If you really expect your IDs to run out, use bigint. For most practical purposes, it won't ever run out, and if it does, you should probably use a uniqueidentifier.

If you have 3 billion (that means a transaction/cycle on a 3.0GHz processor) transactions per second, it'll take about a century for bigint to run out (even if you put off a bit for the sign).

That said, once, "640K ought to be enough for anybody." :)

OTHER TIPS

See these related questions:

The accepted/top voted answers pretty much cover it.

Is there a possibility to cycle through the numbers that have been deleted from the database? Or are most of the records still alive?
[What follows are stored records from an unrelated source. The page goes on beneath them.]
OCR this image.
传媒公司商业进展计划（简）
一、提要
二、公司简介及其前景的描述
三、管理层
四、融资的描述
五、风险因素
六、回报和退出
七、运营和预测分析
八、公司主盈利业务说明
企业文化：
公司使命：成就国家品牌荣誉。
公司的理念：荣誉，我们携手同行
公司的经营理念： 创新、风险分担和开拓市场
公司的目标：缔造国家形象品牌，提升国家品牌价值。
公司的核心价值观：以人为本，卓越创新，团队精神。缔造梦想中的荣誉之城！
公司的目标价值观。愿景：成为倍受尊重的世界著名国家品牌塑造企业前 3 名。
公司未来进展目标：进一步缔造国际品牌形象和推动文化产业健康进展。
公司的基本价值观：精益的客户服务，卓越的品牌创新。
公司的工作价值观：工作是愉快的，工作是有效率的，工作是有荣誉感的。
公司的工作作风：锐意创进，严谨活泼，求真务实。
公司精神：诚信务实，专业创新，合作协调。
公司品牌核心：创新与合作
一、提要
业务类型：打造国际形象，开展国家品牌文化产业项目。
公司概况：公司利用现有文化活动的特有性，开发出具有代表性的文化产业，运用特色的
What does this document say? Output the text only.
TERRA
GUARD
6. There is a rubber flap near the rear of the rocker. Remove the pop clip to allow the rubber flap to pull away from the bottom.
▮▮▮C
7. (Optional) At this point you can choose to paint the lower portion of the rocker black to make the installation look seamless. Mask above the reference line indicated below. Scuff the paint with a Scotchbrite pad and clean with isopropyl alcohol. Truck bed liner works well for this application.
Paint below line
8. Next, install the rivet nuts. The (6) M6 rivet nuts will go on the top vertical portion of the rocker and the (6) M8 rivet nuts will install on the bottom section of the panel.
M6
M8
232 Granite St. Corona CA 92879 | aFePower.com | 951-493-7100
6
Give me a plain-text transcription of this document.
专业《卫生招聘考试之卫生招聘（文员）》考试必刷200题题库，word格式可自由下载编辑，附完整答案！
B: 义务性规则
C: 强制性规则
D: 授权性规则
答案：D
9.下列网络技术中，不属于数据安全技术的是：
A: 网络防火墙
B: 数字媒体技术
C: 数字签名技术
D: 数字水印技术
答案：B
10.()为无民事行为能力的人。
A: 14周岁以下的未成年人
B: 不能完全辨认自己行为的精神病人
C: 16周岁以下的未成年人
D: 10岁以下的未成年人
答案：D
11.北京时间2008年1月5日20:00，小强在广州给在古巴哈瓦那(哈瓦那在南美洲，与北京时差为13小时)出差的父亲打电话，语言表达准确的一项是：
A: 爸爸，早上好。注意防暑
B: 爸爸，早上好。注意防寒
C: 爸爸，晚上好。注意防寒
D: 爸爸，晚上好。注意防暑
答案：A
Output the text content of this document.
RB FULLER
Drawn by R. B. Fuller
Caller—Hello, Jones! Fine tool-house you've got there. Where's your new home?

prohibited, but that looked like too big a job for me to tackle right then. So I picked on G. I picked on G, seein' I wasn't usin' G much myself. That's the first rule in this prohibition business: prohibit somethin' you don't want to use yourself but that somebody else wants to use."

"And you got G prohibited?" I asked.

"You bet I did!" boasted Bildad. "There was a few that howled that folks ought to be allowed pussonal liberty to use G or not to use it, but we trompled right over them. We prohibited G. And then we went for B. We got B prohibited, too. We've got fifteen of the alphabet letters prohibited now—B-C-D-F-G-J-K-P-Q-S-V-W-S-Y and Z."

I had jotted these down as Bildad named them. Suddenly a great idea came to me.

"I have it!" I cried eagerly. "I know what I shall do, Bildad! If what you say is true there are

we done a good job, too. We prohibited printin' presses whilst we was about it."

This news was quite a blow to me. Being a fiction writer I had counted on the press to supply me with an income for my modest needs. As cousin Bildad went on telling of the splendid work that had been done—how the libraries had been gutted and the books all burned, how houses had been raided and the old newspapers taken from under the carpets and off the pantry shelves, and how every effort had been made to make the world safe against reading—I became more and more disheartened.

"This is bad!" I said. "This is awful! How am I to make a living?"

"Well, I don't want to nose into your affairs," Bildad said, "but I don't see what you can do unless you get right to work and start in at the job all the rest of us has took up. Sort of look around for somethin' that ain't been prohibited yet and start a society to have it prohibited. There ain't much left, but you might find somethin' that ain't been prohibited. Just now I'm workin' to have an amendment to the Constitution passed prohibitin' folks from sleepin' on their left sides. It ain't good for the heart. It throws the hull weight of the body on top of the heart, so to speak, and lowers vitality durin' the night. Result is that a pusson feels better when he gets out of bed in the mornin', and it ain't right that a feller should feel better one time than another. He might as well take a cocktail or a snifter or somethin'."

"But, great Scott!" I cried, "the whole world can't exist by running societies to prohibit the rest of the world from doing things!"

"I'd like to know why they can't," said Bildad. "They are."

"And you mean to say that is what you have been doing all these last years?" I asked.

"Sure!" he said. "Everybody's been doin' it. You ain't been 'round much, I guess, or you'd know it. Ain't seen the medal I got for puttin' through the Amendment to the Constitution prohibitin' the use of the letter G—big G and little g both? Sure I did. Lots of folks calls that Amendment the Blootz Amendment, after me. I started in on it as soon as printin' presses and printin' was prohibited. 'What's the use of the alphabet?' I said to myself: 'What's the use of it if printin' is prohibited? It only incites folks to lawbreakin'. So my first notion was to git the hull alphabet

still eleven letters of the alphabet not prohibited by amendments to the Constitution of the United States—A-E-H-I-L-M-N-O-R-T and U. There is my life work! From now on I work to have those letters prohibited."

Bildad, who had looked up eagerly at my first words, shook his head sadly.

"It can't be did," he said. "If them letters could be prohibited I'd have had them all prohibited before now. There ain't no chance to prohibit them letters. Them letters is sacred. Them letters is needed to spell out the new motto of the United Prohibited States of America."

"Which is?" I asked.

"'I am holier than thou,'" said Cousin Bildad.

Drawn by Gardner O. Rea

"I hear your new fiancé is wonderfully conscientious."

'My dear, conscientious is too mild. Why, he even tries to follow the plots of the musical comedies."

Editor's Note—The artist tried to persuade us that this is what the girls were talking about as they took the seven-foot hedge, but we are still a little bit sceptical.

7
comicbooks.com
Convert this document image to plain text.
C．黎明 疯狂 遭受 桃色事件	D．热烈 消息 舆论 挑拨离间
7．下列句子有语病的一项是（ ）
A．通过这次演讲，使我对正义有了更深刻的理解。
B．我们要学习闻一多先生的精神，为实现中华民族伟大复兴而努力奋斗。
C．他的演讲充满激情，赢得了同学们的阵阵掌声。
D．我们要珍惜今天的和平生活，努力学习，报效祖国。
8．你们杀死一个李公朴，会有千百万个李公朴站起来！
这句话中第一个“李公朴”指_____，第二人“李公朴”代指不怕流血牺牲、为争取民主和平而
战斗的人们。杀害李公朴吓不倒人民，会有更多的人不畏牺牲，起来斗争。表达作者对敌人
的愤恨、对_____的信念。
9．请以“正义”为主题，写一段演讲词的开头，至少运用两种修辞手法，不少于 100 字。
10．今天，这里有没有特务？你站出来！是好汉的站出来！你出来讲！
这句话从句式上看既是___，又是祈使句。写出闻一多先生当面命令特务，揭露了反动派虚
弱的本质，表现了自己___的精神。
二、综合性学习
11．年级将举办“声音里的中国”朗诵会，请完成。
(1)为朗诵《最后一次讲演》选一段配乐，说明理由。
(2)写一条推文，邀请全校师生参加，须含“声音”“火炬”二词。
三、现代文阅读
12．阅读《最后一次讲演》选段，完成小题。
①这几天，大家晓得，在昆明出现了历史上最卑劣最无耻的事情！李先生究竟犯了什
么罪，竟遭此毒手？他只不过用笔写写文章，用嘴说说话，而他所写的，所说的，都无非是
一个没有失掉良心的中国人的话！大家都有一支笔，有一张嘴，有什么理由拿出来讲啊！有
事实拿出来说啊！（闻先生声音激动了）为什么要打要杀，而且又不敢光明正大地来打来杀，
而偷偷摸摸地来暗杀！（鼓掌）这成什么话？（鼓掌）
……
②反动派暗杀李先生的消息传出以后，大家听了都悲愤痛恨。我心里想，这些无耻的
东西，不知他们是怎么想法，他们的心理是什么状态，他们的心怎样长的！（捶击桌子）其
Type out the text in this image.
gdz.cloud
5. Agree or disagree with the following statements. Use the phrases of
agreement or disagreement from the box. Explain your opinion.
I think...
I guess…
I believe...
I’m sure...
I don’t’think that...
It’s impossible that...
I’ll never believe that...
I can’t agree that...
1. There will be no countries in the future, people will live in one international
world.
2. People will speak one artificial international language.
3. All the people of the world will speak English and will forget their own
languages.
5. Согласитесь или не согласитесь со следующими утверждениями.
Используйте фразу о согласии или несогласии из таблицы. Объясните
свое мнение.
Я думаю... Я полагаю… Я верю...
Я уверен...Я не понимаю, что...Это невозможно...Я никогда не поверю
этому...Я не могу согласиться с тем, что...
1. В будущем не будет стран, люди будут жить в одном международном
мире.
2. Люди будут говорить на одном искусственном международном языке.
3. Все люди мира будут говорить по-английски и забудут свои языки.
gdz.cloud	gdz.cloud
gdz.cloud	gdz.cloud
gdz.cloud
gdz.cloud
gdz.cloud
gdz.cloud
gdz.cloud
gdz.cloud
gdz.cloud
Just a thought.

My other idea was Mehrdad's suggestion of switching to bigint

Identity columns are typically set to start at 1 and increment by +1. Negative values are just as valid as positive, thus doubling the pool of available identifiers.

If you may be getting such large data amounts that your IDs max out, you may also want to have support for replication so that you can have multiple somehow synchronized instances of your database.

For such cases, and for cases where you want to avoid having "guessable" IDs (web applications etc.), I'd suggest using Guids (Uniqueidentifiers) with a default of a new Guid as replacement for identity columns.

Because Guids are unique, they allow data to be synchronized properly, even if records were added concurrently to the system.